Mike Jackson taught a SISKA workshop on Saturday, and gave us all some great practise in towing. Gear, knots, and techniques were all discussed for an hour on shore, then we hit the water in our kayaks for two hours.
Gotta say, a good coach, a good practice, and good paddle partners towing each other around!
And I learned something important. VERY important.
The next time I buy a commerically-made bit of rope gear -- such as the spare throw bag I picked up at deep discount in a (forgive me) Wal-Mart months ago and just started using this week after realizing my usual throw bag was worn threadbare and torn -- I solemnly resolve to pull the whole rope out of the thing and stuff it back in MYSELF before ever ever taking it on the water. And twice as solemnly, I resolve to check my rope gear again before going to a towing practice.

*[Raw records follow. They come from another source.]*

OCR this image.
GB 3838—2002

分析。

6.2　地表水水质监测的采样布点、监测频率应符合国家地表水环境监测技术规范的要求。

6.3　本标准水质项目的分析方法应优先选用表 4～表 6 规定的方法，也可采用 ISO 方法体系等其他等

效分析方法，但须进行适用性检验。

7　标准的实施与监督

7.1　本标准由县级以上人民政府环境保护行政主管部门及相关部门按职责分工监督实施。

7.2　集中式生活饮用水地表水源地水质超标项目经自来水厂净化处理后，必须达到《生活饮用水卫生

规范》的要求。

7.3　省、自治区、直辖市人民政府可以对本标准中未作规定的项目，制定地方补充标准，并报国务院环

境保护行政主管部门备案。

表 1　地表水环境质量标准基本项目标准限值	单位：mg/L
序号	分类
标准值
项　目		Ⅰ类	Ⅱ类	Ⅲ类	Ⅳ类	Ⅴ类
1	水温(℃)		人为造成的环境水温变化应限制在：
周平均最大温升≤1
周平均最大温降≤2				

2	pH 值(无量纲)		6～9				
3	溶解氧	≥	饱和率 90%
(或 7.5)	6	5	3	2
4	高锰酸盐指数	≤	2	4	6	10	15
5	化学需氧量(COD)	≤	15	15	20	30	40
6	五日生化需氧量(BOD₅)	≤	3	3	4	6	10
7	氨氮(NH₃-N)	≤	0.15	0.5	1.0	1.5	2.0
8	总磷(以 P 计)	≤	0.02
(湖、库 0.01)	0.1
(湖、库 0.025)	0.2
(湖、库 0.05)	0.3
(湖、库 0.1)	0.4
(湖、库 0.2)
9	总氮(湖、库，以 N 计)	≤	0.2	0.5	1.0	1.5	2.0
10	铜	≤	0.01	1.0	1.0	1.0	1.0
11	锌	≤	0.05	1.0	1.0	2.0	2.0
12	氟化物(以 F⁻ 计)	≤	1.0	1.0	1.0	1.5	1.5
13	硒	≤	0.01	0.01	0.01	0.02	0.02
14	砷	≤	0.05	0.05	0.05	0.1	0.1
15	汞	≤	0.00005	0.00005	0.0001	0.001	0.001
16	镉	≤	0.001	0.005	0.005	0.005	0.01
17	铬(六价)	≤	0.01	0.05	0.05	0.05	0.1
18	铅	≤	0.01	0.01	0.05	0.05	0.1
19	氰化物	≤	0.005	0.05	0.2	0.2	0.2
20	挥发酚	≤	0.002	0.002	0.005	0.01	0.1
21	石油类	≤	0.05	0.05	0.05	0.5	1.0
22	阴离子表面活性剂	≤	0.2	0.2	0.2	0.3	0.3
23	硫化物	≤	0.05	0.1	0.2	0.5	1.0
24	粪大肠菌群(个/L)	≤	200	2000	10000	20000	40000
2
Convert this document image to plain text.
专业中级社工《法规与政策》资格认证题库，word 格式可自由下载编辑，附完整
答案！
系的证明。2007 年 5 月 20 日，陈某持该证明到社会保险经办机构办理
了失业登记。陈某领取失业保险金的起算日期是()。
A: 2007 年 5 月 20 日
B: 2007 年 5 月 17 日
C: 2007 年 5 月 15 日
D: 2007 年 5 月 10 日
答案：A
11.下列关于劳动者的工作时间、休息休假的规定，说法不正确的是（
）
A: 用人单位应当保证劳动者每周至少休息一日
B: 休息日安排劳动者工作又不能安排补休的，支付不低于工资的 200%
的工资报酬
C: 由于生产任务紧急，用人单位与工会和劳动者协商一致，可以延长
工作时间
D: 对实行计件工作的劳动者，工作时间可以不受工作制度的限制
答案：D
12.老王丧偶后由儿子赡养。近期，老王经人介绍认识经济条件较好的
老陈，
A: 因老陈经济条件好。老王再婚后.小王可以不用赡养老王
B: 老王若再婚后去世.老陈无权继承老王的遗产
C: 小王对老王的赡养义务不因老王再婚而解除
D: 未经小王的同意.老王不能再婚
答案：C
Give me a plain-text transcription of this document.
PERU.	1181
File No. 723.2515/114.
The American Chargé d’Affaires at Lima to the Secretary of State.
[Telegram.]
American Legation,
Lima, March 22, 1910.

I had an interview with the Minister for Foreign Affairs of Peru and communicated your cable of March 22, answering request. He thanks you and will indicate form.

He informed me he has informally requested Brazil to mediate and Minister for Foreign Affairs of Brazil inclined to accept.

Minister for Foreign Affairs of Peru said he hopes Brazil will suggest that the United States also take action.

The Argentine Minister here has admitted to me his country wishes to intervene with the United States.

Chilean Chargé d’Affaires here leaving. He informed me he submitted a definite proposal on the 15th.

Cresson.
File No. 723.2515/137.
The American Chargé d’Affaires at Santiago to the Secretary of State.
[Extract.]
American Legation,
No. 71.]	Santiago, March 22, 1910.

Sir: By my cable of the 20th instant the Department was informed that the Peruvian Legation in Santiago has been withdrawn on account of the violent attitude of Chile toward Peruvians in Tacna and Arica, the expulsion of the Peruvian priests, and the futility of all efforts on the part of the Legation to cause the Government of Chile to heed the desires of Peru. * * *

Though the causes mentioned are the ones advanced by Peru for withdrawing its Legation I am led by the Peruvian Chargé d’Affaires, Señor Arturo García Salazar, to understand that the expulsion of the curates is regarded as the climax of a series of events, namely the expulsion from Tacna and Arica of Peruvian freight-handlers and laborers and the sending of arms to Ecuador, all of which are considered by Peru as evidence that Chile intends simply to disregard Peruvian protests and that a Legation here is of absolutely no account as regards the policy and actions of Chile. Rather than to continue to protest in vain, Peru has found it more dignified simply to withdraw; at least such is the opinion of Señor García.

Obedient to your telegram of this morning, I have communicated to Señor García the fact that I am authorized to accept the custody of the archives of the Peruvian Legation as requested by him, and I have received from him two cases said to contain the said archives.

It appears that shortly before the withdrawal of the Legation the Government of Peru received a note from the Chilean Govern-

Why? Cuz I hadn't checked my rope, except to peek in the open end and see that there was, in fact, a rope in the throw bag. And when I pulled it out to start using it, the first twenty feet of the fifty feet of rope was fine. And so was the last thirty feet. And in the middle were several big slip knots and other knots. It took ages to untangle while people floated around nearby and wondered what was taking so long. AaaaAAaagh.
Y'see, my throw bag was sewn overseas, not made by North Water or another Canadian kayak gear company. I'm guessing that whoever sewed it together was really really bored. Serves me right for not checking.